Paying for bad sex

The nation’s veterans disability system is severely strained and it could be strained to the point of collapse when 700,000 returning Iraq and Afghanistan war vets begin applying for help.

It is dismaying then to learn that since Congress generously relaxed the rules in 1972 veterans, often of only short-term service, are receiving lifetime benefits of $100 a month or more for sexually transmitted diseases like gonorrhea, syphilis and genital herpes — even if they became infected on their own time, decades ago and for conduct that was often illicit.

Reporter Lisa Hoffman of Scripps Howard News Service found a South Carolina vet who served from 1955 to 1958 and caught gonorrhea about 10 times during and after his service and 47 years later was awarded $200 a month for life for gonorrhea-caused arthritis in his knee.

The Department of Veterans Affairs either doesn’t know or won’t say how many vets are receiving disability benefits for venereal disease but Hoffman estimates that collectively they have received millions of dollars– and it’s legal. Close to 20 sexually transmitted or related conditions are compensable with VA benefits.

Congress loosened restrictions on venereal disease to encourage returning Vietnam vets to seek treatment but since then, Hoffman writes, the system “has evolved into a more generous one that does not require vets with VD or any other medical condition to demonstrate how their ailment has hurt their earning power in order to receive monthly checks,” only that their condition began while they were in military service or was aggravated by it.

Veterans groups argue rightly that the issue of questionable benefits pales next to the trouble many vets have in getting benefits clearly due to them. But public confidence in the fairness of the system, the assurance that the money is going to those who genuinely need it, is vital to the kind of support the disability system is going to require.

The Veterans Disability Benefits Commission, whose report on disability reform is due out in September, should consider whether it is fair to compensate veterans for ailments that, as Hoffman writes, don’t affect their ability to work, or are treatable, or carry only tangential connection to military service.



  1. Sandy Price

    It was a constant worry when our kids and relatives were in Vietnam and their R & R time spent in many Asian cities. Am I to understand that our Vets are not receiving innoculations at this time? Do they not have the proper medications when they do visit those famous prostitution brothels? How many will be coming home with AIDs and inflicting the family members here at home?
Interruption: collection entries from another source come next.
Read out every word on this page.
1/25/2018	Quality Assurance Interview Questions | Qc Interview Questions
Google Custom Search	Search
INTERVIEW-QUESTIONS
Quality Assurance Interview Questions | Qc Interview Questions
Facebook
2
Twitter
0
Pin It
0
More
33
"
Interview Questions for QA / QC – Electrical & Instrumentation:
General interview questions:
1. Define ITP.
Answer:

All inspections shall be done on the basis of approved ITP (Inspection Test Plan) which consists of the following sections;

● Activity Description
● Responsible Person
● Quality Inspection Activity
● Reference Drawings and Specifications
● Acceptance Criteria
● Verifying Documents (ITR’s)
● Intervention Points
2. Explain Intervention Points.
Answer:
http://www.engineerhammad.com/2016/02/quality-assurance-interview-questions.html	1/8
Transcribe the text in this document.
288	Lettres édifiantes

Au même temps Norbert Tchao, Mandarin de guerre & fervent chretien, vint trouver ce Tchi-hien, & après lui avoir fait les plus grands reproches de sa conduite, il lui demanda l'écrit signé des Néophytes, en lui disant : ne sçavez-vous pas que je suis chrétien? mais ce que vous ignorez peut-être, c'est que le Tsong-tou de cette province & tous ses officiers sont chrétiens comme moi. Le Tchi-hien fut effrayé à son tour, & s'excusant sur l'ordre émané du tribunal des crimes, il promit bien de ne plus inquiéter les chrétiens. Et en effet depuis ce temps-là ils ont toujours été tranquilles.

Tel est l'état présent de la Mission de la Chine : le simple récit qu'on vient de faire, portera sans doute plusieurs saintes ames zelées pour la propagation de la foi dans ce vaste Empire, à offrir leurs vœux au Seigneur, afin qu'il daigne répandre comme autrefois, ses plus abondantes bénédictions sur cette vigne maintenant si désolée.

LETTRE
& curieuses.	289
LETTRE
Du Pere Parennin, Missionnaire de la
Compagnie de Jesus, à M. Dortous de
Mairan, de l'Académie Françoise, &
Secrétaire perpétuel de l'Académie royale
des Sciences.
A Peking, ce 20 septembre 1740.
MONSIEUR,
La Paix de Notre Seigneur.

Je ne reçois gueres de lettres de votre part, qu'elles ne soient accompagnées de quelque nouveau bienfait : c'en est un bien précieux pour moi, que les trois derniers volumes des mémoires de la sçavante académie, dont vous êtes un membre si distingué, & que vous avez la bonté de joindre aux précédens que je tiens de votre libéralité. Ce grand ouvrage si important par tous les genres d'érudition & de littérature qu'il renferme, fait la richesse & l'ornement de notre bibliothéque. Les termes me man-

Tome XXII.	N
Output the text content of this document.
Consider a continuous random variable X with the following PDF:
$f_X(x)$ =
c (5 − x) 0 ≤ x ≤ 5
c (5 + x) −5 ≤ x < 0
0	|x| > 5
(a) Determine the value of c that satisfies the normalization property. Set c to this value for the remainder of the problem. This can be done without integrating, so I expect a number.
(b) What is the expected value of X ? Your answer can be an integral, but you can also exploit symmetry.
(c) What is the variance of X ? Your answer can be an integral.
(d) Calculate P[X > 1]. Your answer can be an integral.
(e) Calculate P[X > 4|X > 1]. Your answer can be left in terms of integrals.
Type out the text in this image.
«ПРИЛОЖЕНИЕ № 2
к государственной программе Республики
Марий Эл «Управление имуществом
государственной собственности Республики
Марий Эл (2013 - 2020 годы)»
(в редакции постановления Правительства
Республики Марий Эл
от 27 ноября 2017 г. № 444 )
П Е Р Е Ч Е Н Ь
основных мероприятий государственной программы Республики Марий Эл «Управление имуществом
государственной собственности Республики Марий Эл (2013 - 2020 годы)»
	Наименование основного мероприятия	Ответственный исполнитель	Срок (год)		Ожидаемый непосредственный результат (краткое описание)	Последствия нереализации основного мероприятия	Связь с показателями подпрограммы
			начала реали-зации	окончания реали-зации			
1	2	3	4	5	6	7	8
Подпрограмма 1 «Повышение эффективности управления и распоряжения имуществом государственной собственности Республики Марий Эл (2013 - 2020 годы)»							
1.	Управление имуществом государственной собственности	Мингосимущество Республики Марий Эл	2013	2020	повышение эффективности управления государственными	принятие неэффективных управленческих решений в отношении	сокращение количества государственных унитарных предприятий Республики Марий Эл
    What the hell is our government doing? I cannot finds fault with our vets who have volunteered to do their duty on the battlefield, but they are men! How many American babies will be left in Iraq when they do return home? Americans are supposed to be civilized but under wartime conditions we are simply human beings.

  2. Cashel Boylo

    Out of first hand reports of the horrors of the sufferings of Imperial Japan’s “Comfort Women,” we have pictures like this:–
    “500 or 600 American soldiers standing in line on the street,” Seiichi Kaburagi, the chief of public relations for the RAA, wrote in a 1972 memoir. He said American MPs were barely able to keep the troops under control.
    “Charge for a short session with a prostitute was 15 yen, or about a dollar, roughly the cost of half a pack of cigarettes.”
    By the end of 1945, about 350,000 U.S. troops were occupying Japan. At its peak, Kaburagi wrote, the RAA employed 70,000 prostitutes to serve them.
    MacArthur’s Occupation HQ organized the brothels for American troops.
    However, disclosure of the brothels threatened to embarrass the occupation forces back in the U.S. On March 25, 1946, MacArthur placed all brothels, comfort stations and other places of prostitution off limits.
    By that time, Tanaka says, more than a quarter of all American GIs in the occupation forces had a sexually transmitted disease.
    Presumably, Rumsfeld and Rice have organized similar “comfort” facilities for the U.S. troops in Iraq.
    Presumably, about one quarter of all of them now have a sexually transmitted disease and are presently re-transmitting it throughout the general American population.
    Consider a quarter of all the troops who have served in Iraq and are now back in the States.